On Fri, Mar 9, 2018 at 11:12 AM, Linus Torvalds
<torvalds@xxxxxxxxxxxxxxxxxxxx> wrote:
How are you going to handle five processes doing the same setup concurrently?
Side note: it's not just serialization. It's also "is it actually up
and running".
The rule for "request_module()" (for a real module) has been that it
returns when the module is actually alive and active and have done
their initcalls.
The UMH_WAIT_EXEC behavior (ignore the serialization - you could do
that in the caller) behavior doesn't actually have any semantics AT
ALL. It only means that you get the error returns from execve()
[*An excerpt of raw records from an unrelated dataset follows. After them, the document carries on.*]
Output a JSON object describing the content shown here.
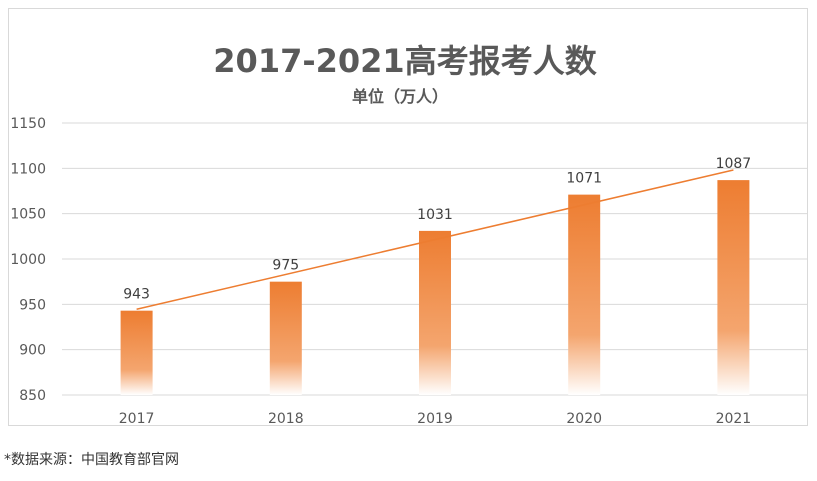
{
  "chart_data": {
    "type": "bar",
    "title": "2017-2021高考报考人数",
    "subtitle": "单位（万人）",
    "categories": [
      "2017",
      "2018",
      "2019",
      "2020",
      "2021"
    ],
    "values": [
      943,
      975,
      1031,
      1071,
      1087
    ],
    "data_labels": [
      "943",
      "975",
      "1031",
      "1071",
      "1087"
    ],
    "y_ticks": [
      "850",
      "900",
      "950",
      "1000",
      "1050",
      "1100",
      "1150"
    ],
    "ylim": [
      850,
      1150
    ],
    "grid": true,
    "trendline": "linear",
    "colors": {
      "bar_top": "#ED7D31",
      "bar_bottom": "#FFFFFF",
      "trendline": "#ED7D31",
      "grid": "#d9d9d9",
      "text": "#595959"
    }
  },
  "footnote": "*数据来源：中国教育部官网"
}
itself, so you know that the executable file actually existed and
parsed right enough to get started.
But you don't actually have any reason to believe that it has *done*
anything, and started processing any requests. There's no reason
what-so-ever to believe that it has registered itself for any
asynchronous requests or anything like that.
So in the real module case, you can do
request_module("modulename");
and just start using whatever resource you just requested. So the
netfilter code literally does
request_module("nft-chain-%u-%.*s", family,
nla_len(nla), (const char *)nla_data(nla));
nfnl_lock(NFNL_SUBSYS_NFTABLES);
type = __nf_tables_chain_type_lookup(nla, family);
if (type != NULL)
return ERR_PTR(-EAGAIN);
and doesn't even care about error handling for request_module()
itself, because it knows that either the module got loaded and is
ready, or something failed. And it needs to look that chain type up
anyway, so the failure is indicated by _that_.
With a UMH_WAIT_EXEC? No. You have *nothing*. You know the thing
started, but it might have SIGSEGV'd immediately, and you have
absolutely no way of knowing, and absolutely no way of even figuring
it out. You can wait - forever - for something to bind to whatever
dynamic resource you're expecting. You'll just fundamentally never
know.
You can try again, of course. Add a timeout, and try again in five
seconds or something. Maybe it will work then. Maybe it won't. You
won't have any way to know the _second_ time around either. Or the
third. Or...
See why I say it has to be synchronous?
If it's synchronous, you can actually do things like
(a) maybe you only need a one-time thing, and don't have any state
("load fixed tables, be done") and that's it. If the process returns
with no error code, you're all done, and you know it's fine.
(b) maybe the process wants to start a listener daemon or something
like the traditional inetd model. It can open the socket, it can start
listening on it, and it can fork off a child and check it's status. It
can then do exit(0) if everything is fine, and now request_module()
returns.